During their attack, the raiders had ransacked shops, carried off what the miners had dug out of the mine and burned down houses, he added.
The Camp Blanquette mine lies seven kilometres (four miles) from Mungwalu.
Villagers have fled the territory, fearing fresh attacks by the armed group.
Codeco, also known as Congo Economic Development Cooperative, is a loose association of various Lendu militia groups operating in DR Congo.
The group, described variously as an armed political-religious sect, was once a peaceful agricultural cooperative before transforming into an armed rebel movement.
The sect claims to represent the interests of the Lendu ethnic group.
The Lendu and Hema communities have a long-standing feud that led to thousands of deaths between 1999 and 2003 before intervention by a European peacekeeping force.
Violence then resumed in 2017, blamed on the emergence of Codeco.
Codeco is considered one of the deadliest of the militias operating in the east of the country, blamed for a number of ethnic massacres in the province of Ituri.
It has been held responsible for attacks on soldiers and civilians, including those fleeing the conflict and aid workers.
Its attacks have caused hundreds of deaths and prompted more than 1.5 million people to flee their homes.
Several of the militias that claim Codeco affiliation, which declared unilateral ceasefire in August 2020, stand accused of massacres and war crimes by United Nations.
The troubled Ituri and neighbouring North Kivu provinces have been under siege for over a year now and Congolese (FARDC) and Ugandan (UPDF) armies have been conducting joint operations there since late November 2021.

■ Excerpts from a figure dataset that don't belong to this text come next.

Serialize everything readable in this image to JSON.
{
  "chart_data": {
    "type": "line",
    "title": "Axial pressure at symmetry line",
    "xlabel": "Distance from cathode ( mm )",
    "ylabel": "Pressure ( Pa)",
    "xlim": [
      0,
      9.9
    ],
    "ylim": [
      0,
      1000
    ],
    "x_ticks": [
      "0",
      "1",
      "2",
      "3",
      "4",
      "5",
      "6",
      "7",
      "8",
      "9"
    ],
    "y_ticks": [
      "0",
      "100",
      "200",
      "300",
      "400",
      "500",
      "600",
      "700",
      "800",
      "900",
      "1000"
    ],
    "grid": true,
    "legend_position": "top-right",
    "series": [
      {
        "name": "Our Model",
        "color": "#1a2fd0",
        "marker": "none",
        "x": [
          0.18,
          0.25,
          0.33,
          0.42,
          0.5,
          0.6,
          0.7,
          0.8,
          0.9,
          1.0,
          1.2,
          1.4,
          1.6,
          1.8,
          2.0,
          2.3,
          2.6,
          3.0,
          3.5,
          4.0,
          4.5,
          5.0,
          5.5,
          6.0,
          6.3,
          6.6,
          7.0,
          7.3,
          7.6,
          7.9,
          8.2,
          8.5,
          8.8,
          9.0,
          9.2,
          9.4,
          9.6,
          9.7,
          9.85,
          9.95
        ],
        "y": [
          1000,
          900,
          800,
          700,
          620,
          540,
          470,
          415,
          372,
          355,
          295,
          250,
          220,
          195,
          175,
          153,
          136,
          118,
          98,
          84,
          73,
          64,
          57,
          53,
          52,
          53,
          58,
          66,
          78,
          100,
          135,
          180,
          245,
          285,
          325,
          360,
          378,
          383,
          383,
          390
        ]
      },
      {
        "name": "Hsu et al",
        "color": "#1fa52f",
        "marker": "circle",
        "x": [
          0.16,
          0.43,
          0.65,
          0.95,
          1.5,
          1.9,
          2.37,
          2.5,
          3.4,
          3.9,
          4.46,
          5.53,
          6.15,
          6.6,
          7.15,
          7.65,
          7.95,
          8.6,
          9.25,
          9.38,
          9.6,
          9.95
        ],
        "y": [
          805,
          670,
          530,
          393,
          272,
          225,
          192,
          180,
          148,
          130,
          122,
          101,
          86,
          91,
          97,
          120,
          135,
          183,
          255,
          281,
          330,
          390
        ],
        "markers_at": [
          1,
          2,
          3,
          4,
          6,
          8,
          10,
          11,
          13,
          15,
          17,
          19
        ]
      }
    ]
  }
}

The army and police have replaced senior administrators in a bid to stem attacks by armed groups.
Despite this, the authorities have been unable to stop the massacres regularly carried out on civilians.
Under pressure from local leaders in both Ituri and neighbouring North Kivu, who are boycotting parliament, DR Congo’s President Felix Tshisekedi has decided to review the efficacy of the state of siege.
In April, 16 people, including nine soldiers, went on trial in DR Congo accused of selling weapons to Codeco. The trial is taking place at a military court in Ituri.